U.S. Department of Agriculture: Agricultural Research Service, Lincoln, Nebraska
Document Type
Article
Date of this Version
2013
Citation
Journal of Arid Environments 90 (2013) 45-54; http://dx.doi.org/10.1016/j.jaridenv.2012.10.001
Abstract
Drylands typically have distinctive vegetative patterns that reflect the underlying physical landscape. We use a geopedological classification to organize the landscape into five categories from broad scale to fine scale: (1) physiographic divisions which describe regional topography, such as mountains and basin floors; (2) regolith type which identifies residuum versus transported sediments; (3) parent materials which describe mineralogy; (4) landforms which provide meso-scale descriptions of topography; and (5) soil texture, a fine-scale variable important for infiltration, erodibility, and available water holding capacity.

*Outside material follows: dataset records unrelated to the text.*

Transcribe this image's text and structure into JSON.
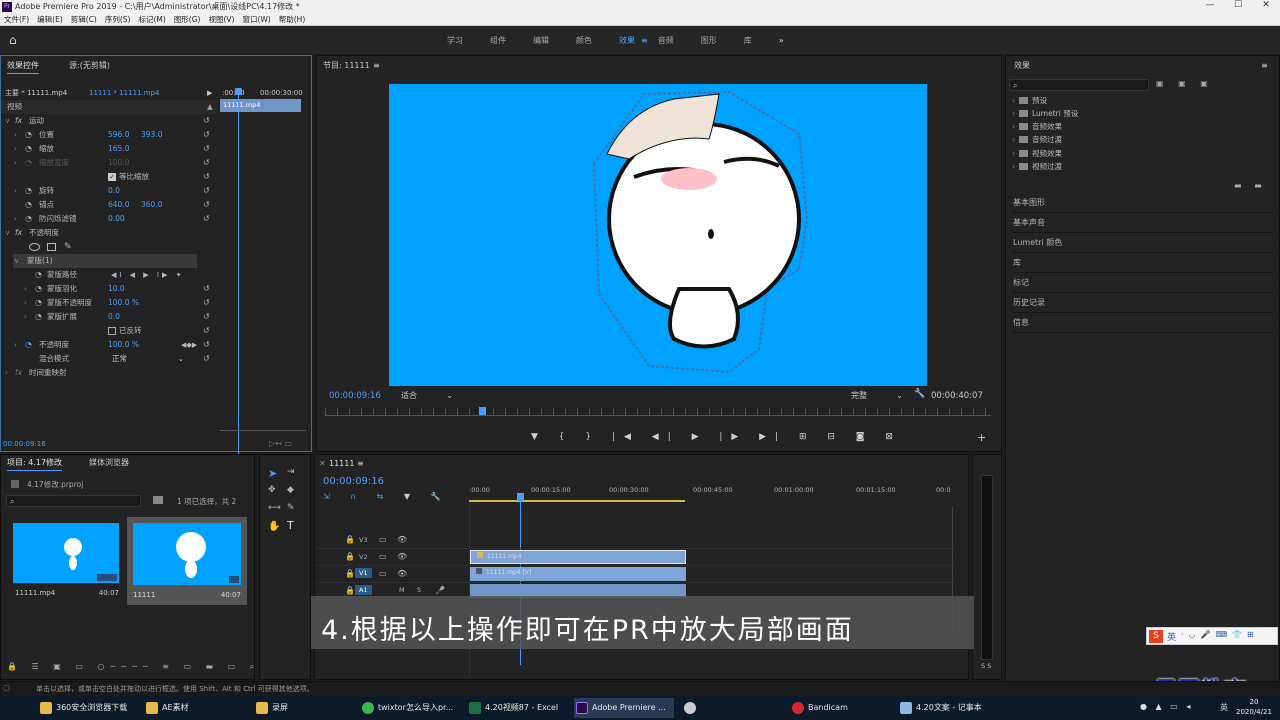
{
  "titlebar": {
    "app": "Pr",
    "title": "Adobe Premiere Pro 2019 - C:\\用户\\Administrator\\桌面\\设线PC\\4.17修改 *",
    "min": "—",
    "max": "☐",
    "close": "✕"
  },
  "menu": [
    "文件(F)",
    "编辑(E)",
    "剪辑(C)",
    "序列(S)",
    "标记(M)",
    "图形(G)",
    "视图(V)",
    "窗口(W)",
    "帮助(H)"
  ],
  "workspace": {
    "tabs": [
      "学习",
      "组件",
      "编辑",
      "颜色",
      "效果",
      "音频",
      "图形",
      "库"
    ],
    "active": "效果",
    "more": "»"
  },
  "effect_controls": {
    "tab1": "效果控件",
    "tab2": "源:(无剪辑)",
    "master": "主要 * 11111.mp4",
    "seq": "11111 * 11111.mp4",
    "time_start": ":00:00",
    "time_end": "00:00:30:00",
    "clip_label": "11111.mp4",
    "section_video": "视频",
    "motion": "运动",
    "position_label": "位置",
    "position_x": "596.0",
    "position_y": "393.0",
    "scale_label": "缩放",
    "scale_val": "165.0",
    "scale_width_label": "缩放宽度",
    "scale_width_val": "100.0",
    "uniform_label": "等比缩放",
    "rotation_label": "旋转",
    "rotation_val": "0.0",
    "anchor_label": "锚点",
    "anchor_x": "640.0",
    "anchor_y": "360.0",
    "flicker_label": "防闪烁滤镜",
    "flicker_val": "0.00",
    "opacity_section": "不透明度",
    "mask_label": "蒙版(1)",
    "mask_path_label": "蒙版路径",
    "mask_feather_label": "蒙版羽化",
    "mask_feather_val": "10.0",
    "mask_opacity_label": "蒙版不透明度",
    "mask_opacity_val": "100.0 %",
    "mask_expand_label": "蒙版扩展",
    "mask_expand_val": "0.0",
    "inverted_label": "已反转",
    "opacity_label": "不透明度",
    "opacity_val": "100.0 %",
    "blend_label": "混合模式",
    "blend_val": "正常",
    "time_remap": "时间重映射",
    "current_time": "00:00:09:16"
  },
  "program": {
    "title": "节目: 11111",
    "time": "00:00:09:16",
    "fit": "适合",
    "quality": "完整",
    "duration": "00:00:40:07"
  },
  "effects_panel": {
    "title": "效果",
    "items": [
      "预设",
      "Lumetri 预设",
      "音频效果",
      "音频过渡",
      "视频效果",
      "视频过渡"
    ],
    "panels": [
      "基本图形",
      "基本声音",
      "Lumetri 颜色",
      "库",
      "标记",
      "历史记录",
      "信息"
    ]
  },
  "project": {
    "tab1": "项目: 4.17修改",
    "tab2": "媒体浏览器",
    "file": "4.17修改.prproj",
    "selection": "1 项已选择，共 2",
    "items": [
      {
        "name": "11111.mp4",
        "dur": "40:07"
      },
      {
        "name": "11111",
        "dur": "40:07"
      }
    ]
  },
  "timeline": {
    "title": "11111",
    "time": "00:00:09:16",
    "ruler": [
      ":00:00",
      "00:00:15:00",
      "00:00:30:00",
      "00:00:45:00",
      "00:01:00:00",
      "00:01:15:00",
      "00:0"
    ],
    "tracks": [
      "V3",
      "V2",
      "V1",
      "A1"
    ],
    "clip_v2": "11111.mp4",
    "clip_v1": "11111.mp4 [V]",
    "audio_meter": "S S"
  },
  "caption": "4.根据以上操作即可在PR中放大局部画面",
  "watermark": "最需教育",
  "statusbar": "单击以选择，或单击空白处并拖动以进行框选。使用 Shift、Alt 和 Ctrl 可获得其他选项。",
  "taskbar": {
    "items": [
      "360安全浏览器下载",
      "AE素材",
      "录屏",
      "twixtor怎么导入pr...",
      "4.20视频87 - Excel",
      "Adobe Premiere ...",
      "",
      "Bandicam",
      "4.20文案 - 记事本"
    ],
    "time": "20",
    "date": "2020/4/21",
    "ime": "英"
  },
  "colors": {
    "accent": "#4a9eff",
    "canvas": "#00a2ff",
    "clip": "#7fa4d8"
  }
}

The study was conducted in a 1753 km2 area of the White Sands Missile Range and easternmost Jornada Experimental Range and revealed the following. (1) At the broadest scale, mesquite is dominant on the basin floor when the parent material is siliceous sand, but (2) biological soil crust becomes dominant in the basin floor when the parent material is gypseous. (3) Creosotebush is dominant on rocky soils of the piedmont slopes regardless of parent material, but (4) grasslands become dominant on the bajadas upslope in the semiarid zone and into the semiarid mountain uplands regardless of bedrock type. This method provides a way of supplementing ecologic-edaphic studies and provides a framework within which mechanisms can be explored.